Hi All, Currently we could License warning message popping out in splunk web portal ? This is the firs warning message we have got for this month and as per splunk document we are allowed for five violation in 30 day period. Similarly when checked in the license manager under Enterprise license group --> alerts -- > Current & Permanent
Current : 1 pool warning reported by 1 indexer
Permanent : 10 license window warnings reported by 8 indexers
Volume used today is under the threshold limit, but still we are getting this warning message
Effective daily volume is 348 GB (License limit)
autogeneratedpool_enterprise is 187 GB
When checked Usage report Today's License Usage (GB) we could see the license usage is increasing constantly.
Kindly let me know how to troubleshoot this issue and control the license before it goes out of hands.
And also let me know how to figure out which source/source type/host are consuming more licenses.
Details : Splunk 6.2.1 version
License type : Enterprise License.
thanks in advance
in youre license master, navigate to settings (top tight corner) -> licensing - > usage report
if you click last 30 days, you can split by host, index, source and sourcetype.
here is a good start for searches and reports about your license: http://wiki.splunk.com/Community:TroubleshootingIndexedDataVolume
Perhaps you can read About the Splunk Enterprise license usage report view the report provides the ability to breakdown the data by sourcetype/source et cetera.
Alternatively there are many queries on this forum to do the same thing by viewing the license data in the _internal index.
Once you determine what is causing the issue you then need to either buy more license or decrease the amount ingested by turning off unnecessary sources, or filter your incoming data using transforms to drop the data you do not want (eg. you can drop each line of a log file containing the keyword DEBUG or similar).
/// This is the firs warning message we have got for this month and as per splunk document we are allowed for five violation in 30 day period.
Yes, Splunk allows 5 violations within a month and this is your first violation.
No issues, This is a normal scenario.
I think you thought/assumed like - "ONLY after 5 violations, we will get warnings".
But it is not like that.
After 5 violations, the search functionality will not be available.

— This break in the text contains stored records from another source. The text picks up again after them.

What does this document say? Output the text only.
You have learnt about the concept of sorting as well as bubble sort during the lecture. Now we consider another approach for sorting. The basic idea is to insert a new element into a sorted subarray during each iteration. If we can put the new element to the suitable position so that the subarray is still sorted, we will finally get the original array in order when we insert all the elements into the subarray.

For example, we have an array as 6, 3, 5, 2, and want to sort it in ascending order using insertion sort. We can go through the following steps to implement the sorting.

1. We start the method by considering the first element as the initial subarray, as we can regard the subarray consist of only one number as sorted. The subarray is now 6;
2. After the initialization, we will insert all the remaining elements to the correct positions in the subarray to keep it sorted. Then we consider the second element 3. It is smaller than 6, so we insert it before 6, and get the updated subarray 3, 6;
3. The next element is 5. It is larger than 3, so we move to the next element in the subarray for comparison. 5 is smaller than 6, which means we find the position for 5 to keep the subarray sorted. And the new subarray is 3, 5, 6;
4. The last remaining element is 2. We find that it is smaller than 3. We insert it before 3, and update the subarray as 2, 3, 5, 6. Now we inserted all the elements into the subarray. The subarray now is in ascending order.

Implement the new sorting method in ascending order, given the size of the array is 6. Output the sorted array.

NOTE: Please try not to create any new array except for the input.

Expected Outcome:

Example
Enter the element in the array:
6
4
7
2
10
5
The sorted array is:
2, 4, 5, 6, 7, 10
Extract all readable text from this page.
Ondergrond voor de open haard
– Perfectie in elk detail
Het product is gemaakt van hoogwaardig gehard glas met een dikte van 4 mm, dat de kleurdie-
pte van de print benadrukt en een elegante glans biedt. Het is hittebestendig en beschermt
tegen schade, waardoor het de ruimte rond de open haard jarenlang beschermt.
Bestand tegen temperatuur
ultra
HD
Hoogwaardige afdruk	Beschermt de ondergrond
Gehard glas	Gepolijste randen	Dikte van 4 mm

Currently I hope you have search functionality working fine.
And also let me know how to figure out which source/source type/host are consuming more licenses
You can find troubleshooting steps at -
Hi Hemnaath, do you have any other questions related to this issue?, if no, can you please mark this question as answered, accept as answer, please.
Hi Ventsekar, today also we have got another warning for licenses and when checked in the usage report , i am unable to identify which source, index, source type is consuming more license in our environment, can you share me the exact query to find out which index,source and sourcetype is consuming more licenses in GB for past 24 hrs.
thanks in advance.
index=internal host= source=*licenseusage.log type=Usage | eval MB=round((b/1024)/1024,2) | bin _time span=1d |stats sum(MB) AS usage(mb) by h, _time | addcoltotals
That will divide by host, h is host, idx is the index, s is source et cetera, just look through the raw data in the:
index=internal host= source=*licenseusage.log type=Usage
If you need more information on this 🙂
Hi garethatiag, thanks for your query and I had modified ur query to find out which source type and index is eating the licenses more on a day.
source=license_usage.log type="Usage" idx=*
| stats sum(gb) as Totalcount by st,idx | sort - Totalcount | eventstats sum(Totalcount) as SUM | eval P=round(((Totalcount/SUM)*100),2)|eval Percentage=P+" "+"%" | table st idx Totalcount SUM Percentage.